François Godbout
- Country (sports): Canada
- Born: April 10, 1938 (age 87) Waterloo, Quebec, Canada
- Plays: Left-handed

Singles
- Career record: 69-84
- Career titles: 2

Grand Slam singles results
- Wimbledon: 2R (1964)
- US Open: 3R (1961)

= François Godbout =

Canadian lawyer and judge (born 1938)

Hon.
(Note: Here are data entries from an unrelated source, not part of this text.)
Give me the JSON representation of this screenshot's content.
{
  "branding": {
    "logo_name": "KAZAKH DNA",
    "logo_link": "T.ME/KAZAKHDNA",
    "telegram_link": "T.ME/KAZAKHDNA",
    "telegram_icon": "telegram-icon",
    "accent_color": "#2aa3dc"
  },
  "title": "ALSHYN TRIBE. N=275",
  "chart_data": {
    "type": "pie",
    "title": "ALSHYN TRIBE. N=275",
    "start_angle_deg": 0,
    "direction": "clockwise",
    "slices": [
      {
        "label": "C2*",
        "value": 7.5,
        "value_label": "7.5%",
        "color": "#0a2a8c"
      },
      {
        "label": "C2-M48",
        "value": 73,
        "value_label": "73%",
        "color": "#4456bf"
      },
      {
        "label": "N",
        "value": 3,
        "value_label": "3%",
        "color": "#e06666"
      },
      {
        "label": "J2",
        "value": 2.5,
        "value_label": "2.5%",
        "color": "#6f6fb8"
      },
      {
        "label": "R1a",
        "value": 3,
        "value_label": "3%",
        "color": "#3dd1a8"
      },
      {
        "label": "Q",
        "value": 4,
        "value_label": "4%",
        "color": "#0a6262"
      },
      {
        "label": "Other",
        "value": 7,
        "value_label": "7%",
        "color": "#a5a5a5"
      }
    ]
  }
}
François Godbout (born April 10, 1938) is a Canadian lawyer, judge, sports administrator and former tennis player.

A native of Waterloo, Quebec, Godbout made his debut for the Canada Davis Cup team in 1959 and came up against Rod Laver in his first rubber, losing in four sets.

Godbout won the Quebec Indoor championship in 1960, including a win against Henri Rochon.

He had a win over Arthur Ashe in his run to the third round of the 1961 U.S. National Championships, which was his best grand slam performance.

At the U.S. Clay Courts championships in 1962, he won against Dennis Ralston in the first round, but lost the second round match to Chuck McKinley, the eventual champion.

In March 1964, Godbout defeated Lester Sack in the semifinal of the Nice International Winter Championships, but the result of the projected final against Nicholas Kalogeropoulos was not reported.

After finishing his career he moved into tennis administration, serving stints as President of the Quebec Tennis Federation (1969 to 1971) and Tennis Canada (1985 to 1987). He was a 1994 inductee into Quebec Sports Hall of Fame.